Geisinger execs: DNA sequencing program saving patient lives

Geisinger Health System CEO David Fineberg, MD, and other top executives said Geisinger’s gene sequencing program is helping to better project adverse health issues in the short-term and the hospital is expecting even better results to come.

Geisinger’s DNA sequencing project has the potential to identify virtually everyone in its patient population to pinpoint increased risk for early onset, inherited cancer and cardiac events.

“Already we have identified more than 500 patients who are at increased risk for disease and have uncovered previously undetected cases of cancer and heart disease, allowing our doctors to treat these much earlier than they could have otherwise,” Fineberg, Geisinger Director of Precision Health Huntington Willard and Chief Scientific Officer David Ledbetter wrote in a recent article published in the Harvard Business Review. 

The authors said about 3 percent of Geisinger patients have genetic variants that can be used to influence their health and that health forecasting is now essential to health management and wellness. 

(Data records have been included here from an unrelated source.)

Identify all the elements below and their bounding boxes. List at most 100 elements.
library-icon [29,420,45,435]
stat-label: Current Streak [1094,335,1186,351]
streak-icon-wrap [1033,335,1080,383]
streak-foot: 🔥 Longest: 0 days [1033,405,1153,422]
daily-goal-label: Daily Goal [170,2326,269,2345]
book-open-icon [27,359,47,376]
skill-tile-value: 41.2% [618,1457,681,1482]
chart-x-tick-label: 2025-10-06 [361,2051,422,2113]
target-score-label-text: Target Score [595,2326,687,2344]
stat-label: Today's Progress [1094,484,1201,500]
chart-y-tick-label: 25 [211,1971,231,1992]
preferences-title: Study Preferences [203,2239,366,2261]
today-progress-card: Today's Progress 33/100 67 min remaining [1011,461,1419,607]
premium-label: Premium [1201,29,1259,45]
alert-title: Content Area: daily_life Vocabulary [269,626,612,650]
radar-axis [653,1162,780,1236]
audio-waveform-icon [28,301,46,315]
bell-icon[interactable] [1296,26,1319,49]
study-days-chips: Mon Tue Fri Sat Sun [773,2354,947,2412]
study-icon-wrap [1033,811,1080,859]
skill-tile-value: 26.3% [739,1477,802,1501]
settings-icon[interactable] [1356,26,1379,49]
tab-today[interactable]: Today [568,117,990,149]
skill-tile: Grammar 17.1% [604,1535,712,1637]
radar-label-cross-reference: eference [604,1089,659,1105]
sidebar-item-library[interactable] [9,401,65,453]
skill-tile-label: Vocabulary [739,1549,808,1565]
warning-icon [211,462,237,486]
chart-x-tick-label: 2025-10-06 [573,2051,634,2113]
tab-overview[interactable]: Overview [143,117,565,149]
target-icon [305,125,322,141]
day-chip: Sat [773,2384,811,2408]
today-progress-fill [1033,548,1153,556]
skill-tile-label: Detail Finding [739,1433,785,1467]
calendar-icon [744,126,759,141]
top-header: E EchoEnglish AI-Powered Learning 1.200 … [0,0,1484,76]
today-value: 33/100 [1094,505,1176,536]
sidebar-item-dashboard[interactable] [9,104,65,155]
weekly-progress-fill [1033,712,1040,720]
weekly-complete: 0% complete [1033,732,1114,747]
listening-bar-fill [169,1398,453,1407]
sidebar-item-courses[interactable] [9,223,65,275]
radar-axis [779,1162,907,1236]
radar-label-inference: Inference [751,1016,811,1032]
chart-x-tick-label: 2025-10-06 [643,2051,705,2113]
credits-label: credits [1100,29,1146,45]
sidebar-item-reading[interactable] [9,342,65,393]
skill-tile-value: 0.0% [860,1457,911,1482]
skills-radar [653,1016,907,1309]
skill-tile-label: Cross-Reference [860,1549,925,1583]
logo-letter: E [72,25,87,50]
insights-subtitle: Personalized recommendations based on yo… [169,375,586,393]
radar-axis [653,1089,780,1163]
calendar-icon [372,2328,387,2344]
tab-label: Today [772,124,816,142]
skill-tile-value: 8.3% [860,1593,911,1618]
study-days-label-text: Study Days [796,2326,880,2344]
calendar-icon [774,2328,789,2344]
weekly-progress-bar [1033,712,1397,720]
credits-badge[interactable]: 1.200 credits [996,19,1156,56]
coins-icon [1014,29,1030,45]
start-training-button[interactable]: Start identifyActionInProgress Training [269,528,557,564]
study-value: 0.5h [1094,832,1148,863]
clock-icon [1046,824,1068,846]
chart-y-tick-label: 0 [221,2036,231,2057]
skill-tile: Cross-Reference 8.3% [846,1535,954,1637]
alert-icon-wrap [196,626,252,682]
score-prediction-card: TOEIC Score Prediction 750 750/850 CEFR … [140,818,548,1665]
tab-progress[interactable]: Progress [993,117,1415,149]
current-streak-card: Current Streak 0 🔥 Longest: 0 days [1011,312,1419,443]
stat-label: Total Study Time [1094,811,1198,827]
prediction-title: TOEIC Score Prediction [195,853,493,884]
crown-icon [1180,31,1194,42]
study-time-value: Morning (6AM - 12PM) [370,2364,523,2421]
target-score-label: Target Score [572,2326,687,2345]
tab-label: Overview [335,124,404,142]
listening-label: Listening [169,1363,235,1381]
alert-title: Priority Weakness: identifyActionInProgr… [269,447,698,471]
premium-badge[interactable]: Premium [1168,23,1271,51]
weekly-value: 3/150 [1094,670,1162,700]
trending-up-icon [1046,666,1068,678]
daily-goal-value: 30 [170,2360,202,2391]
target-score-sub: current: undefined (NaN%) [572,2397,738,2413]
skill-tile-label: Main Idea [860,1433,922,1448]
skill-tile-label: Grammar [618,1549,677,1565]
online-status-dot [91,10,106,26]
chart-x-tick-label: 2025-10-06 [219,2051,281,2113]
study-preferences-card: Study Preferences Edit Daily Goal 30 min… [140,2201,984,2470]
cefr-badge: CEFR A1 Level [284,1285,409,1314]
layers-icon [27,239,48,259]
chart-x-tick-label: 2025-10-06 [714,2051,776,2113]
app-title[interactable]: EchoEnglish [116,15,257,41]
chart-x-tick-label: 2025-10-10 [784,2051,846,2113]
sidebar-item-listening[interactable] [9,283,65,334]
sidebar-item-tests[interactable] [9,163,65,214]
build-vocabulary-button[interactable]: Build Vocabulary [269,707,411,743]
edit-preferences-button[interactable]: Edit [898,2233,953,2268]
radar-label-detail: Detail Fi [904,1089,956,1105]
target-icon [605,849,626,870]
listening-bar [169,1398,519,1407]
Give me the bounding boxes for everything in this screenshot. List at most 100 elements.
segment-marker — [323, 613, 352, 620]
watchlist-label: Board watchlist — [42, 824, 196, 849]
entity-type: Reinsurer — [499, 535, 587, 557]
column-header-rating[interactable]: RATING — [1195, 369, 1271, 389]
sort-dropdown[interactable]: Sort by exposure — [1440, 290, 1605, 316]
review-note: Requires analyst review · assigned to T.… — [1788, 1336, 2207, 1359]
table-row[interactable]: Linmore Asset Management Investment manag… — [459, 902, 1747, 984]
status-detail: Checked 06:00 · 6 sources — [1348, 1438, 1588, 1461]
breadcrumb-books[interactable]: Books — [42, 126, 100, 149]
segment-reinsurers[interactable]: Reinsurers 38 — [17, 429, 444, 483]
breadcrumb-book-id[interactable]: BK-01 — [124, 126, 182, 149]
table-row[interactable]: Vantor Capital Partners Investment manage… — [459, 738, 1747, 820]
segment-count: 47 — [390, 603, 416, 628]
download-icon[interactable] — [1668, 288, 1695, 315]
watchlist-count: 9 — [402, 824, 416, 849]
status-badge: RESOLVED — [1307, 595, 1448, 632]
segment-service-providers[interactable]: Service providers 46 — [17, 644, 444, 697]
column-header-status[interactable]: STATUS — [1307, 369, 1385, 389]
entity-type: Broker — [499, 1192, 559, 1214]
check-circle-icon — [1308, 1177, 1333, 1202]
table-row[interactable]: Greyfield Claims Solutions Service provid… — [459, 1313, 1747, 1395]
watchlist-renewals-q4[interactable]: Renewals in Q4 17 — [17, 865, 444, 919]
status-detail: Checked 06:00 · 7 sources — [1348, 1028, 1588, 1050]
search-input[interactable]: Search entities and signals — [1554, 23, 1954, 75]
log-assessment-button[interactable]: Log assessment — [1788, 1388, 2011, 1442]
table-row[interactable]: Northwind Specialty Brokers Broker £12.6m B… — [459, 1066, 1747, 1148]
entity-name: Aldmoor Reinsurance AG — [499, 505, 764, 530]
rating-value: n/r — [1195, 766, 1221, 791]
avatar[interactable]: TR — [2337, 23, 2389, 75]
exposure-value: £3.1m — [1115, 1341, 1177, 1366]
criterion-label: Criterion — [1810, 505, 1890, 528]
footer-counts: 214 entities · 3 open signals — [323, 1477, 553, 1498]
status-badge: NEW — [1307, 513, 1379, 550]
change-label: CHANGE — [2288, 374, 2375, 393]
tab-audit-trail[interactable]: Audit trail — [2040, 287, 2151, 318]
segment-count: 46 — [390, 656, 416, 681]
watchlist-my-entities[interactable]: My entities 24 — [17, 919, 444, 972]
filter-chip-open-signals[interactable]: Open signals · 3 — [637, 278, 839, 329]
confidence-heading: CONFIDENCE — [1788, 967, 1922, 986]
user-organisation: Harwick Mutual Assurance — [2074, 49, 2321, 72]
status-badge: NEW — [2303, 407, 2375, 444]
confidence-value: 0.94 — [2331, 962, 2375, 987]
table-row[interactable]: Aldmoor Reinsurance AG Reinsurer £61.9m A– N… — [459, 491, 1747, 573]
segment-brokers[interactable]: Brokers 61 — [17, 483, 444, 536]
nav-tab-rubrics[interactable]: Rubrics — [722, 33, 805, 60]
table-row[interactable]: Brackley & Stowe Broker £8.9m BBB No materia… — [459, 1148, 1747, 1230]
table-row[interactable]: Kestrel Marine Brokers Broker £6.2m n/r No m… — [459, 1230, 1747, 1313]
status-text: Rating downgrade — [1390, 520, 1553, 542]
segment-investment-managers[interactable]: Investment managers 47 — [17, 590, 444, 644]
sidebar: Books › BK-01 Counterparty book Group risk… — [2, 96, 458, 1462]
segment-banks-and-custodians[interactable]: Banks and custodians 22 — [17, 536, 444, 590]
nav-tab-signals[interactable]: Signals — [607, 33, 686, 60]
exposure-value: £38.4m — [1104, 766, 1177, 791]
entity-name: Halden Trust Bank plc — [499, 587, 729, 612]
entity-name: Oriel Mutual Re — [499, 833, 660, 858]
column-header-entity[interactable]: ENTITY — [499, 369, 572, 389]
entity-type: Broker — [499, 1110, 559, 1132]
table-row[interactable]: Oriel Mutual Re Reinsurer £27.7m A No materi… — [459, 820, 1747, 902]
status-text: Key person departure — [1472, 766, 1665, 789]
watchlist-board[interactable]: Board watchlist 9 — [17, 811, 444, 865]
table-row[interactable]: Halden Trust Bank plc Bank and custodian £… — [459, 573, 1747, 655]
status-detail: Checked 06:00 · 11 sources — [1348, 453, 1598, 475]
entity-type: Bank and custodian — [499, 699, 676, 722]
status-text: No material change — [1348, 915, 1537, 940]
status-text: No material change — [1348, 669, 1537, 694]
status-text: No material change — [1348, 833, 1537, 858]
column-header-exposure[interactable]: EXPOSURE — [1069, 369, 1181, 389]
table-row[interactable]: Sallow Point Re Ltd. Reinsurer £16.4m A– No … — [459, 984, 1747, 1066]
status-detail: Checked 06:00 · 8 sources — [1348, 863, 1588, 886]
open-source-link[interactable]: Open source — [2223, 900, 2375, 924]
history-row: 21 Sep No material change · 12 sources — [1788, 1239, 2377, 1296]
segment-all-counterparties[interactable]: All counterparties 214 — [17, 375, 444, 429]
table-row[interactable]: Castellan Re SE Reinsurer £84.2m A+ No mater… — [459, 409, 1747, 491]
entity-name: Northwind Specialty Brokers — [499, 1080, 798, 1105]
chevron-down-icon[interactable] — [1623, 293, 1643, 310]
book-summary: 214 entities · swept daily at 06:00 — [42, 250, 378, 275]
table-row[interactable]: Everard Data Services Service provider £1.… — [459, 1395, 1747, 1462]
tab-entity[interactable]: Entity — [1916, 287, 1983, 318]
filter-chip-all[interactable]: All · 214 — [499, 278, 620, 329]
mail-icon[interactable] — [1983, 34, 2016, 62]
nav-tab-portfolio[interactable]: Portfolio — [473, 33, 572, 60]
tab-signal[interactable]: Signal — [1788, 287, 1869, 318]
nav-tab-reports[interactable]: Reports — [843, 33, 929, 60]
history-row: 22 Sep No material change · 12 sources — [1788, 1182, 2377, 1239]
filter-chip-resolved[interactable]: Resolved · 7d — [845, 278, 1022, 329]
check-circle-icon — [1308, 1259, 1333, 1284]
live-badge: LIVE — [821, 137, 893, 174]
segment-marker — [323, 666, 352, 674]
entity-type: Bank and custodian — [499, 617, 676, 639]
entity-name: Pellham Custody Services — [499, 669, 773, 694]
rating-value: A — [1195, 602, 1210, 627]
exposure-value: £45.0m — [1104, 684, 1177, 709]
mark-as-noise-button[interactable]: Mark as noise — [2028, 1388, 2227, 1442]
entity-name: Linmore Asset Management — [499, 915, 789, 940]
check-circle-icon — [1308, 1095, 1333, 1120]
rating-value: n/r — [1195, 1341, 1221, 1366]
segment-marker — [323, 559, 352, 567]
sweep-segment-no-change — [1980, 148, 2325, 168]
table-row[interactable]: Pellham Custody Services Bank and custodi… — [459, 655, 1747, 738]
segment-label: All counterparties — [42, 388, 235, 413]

“Over time, as we sequence the exomes of more and more of our patients and learn even more about particular genome variants and their impact on different health conditions, we predict that as many as 10 percent to 15 percent of our patients will benefit,” they wrote. “Precision healthcare reduces uncertainty and allows them to take charge.”

Geisinger executives working on the initiative give much of the credit to the health system’s decade-old biobank MyCode Community Health Initiative and the genome sequencing work undertaken to determine the DNA of more than 90,000 patients.

“Geisinger family members no longer have to rely on the law of averages to forecast their health and make plans about their life and how they live it. For these patients, precision health care reduces uncertainty and allows them to take charge,” they wrote. “For clinicians, the technologies help us achieve, finally, what should be the true goal of medicine — keeping our patients well.”